# BOB trailer



## fishingis4play (Jan 23, 2010)

Having a hard time tracking down a BOB COZ trailer they quit making them over 10 years ago and figured this is the best place to ask if anyone has one laying around not being used anymore because you have a cargo hauling bikes I had purchased one on Ebay last week but the seller backed out and now I'm left hunting again. If anyone has any leads or has one they can part with let me know. Thanks Steve


----------



## x5rdman (May 13, 2006)

Why not buy a bob trailer from eBay, hack the side bars off, buy a box from Lowes, and bolt it on? Probably come close.


----------



## Matximbrat (Mar 15, 2007)

This is the best trailer on the market. 100% made in Europe.








You can fold completely inside.


----------



## LongtailJunkie (Feb 9, 2011)

Farout. Great fold up. Would store or ship excellent.


----------



## fishingis4play (Jan 23, 2010)

*Found*

Well the search has been long and hard but I have found and bought 3 BOB Coz trailers Would still like to find one more so if anyone still has one I'm interested.


----------



## cj82 (Apr 13, 2011)

i have one in my shed, complete with skewer and flag. however my shed is in the uk. what use are you putting them to, out of interest?


----------



## fishingis4play (Jan 23, 2010)

Going to use them for camping trips, garbage clean up, hauling whatever will fit I have 3 kids that like to bike and camp so that will be the main purpose for us.

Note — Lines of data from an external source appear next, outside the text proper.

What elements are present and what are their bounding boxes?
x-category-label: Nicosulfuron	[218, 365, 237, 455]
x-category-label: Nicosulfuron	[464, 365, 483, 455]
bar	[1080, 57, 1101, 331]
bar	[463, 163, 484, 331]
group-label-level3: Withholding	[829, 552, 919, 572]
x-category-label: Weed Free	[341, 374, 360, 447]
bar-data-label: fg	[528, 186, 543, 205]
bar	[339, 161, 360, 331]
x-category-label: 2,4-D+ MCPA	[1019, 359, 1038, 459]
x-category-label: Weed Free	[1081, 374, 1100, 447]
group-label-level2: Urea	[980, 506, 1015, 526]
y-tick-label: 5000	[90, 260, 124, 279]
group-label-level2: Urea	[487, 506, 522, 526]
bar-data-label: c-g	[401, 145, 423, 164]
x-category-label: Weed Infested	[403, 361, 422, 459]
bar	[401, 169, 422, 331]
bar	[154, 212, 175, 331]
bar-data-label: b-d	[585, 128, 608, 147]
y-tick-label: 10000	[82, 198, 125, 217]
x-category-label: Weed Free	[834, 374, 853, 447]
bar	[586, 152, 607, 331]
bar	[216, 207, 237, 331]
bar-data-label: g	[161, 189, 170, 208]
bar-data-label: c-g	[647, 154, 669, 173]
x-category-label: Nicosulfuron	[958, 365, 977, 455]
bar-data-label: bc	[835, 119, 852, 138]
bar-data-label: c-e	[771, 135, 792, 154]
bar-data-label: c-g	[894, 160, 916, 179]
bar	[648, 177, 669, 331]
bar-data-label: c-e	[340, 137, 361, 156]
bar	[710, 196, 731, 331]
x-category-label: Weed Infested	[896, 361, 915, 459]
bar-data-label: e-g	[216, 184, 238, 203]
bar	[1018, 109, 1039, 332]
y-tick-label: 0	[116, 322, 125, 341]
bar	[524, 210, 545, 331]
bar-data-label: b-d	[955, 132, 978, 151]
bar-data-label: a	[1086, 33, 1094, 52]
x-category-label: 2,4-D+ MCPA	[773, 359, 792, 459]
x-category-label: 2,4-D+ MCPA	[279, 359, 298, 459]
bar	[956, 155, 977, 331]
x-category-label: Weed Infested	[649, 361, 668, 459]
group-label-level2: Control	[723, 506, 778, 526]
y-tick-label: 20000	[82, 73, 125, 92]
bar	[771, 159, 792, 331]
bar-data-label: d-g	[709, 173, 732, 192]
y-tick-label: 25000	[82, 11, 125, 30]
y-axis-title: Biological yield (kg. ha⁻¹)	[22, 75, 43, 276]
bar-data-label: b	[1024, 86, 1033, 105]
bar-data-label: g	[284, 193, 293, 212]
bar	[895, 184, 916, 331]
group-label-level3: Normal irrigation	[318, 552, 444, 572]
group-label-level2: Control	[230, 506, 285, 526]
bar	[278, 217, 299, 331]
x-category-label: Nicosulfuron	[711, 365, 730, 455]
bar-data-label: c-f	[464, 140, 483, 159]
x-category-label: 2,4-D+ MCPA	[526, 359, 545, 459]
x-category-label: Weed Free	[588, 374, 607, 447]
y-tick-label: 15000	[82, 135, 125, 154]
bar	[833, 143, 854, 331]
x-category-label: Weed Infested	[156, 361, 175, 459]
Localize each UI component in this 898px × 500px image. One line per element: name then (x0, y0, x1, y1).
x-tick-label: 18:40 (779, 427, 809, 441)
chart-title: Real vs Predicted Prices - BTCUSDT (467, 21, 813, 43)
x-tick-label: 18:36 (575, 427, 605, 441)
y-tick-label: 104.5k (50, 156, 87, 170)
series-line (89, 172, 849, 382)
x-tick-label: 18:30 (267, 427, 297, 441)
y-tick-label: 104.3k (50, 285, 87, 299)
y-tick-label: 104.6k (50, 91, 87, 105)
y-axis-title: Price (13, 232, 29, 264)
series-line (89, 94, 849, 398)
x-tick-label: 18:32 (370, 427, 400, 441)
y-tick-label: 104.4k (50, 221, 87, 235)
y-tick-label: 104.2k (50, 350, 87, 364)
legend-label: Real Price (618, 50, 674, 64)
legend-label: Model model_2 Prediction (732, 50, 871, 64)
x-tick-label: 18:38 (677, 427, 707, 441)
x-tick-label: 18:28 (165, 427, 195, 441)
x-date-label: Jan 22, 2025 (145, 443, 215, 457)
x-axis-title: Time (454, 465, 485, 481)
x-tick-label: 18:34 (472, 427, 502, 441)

I already own Bob Ibex and Yak trailers so now I'll have options depending on what were doing. Will also be great for Salmon fishing to put the fish in on the way back plus will be easy to clean afterwards.


----------



## cj82 (Apr 13, 2011)

sounds fun! i use mine for smaller jobs that can be accessed by MTB trails on Portland. is a goo piece of kit, although it can get flexy if incorrectly loaded.


----------



## bkbroiler00 (Apr 21, 2011)

newbie question...what does BOB stand for, if anything? the name of the guy who first invented it, haha?


----------



## fishingis4play (Jan 23, 2010)

*Bob*

BOB stands for Beast of Burden.


----------



## SweatyYeti (Jun 12, 2004)

they are still being sold on Amazon.com


----------



## fishingis4play (Jan 23, 2010)

*amazon where?*

Just looked on amazon couldn't find any. Found Yak trailers no Coz trailers.


----------



## gregclimbs (Sep 21, 2006)

ever find a second one? I was looking for something in local classifieds and remembered this thread...

Bicycles Mountain Bike Parts Classifieds for Utah, Idaho, and Wyoming | ksl.com

g


----------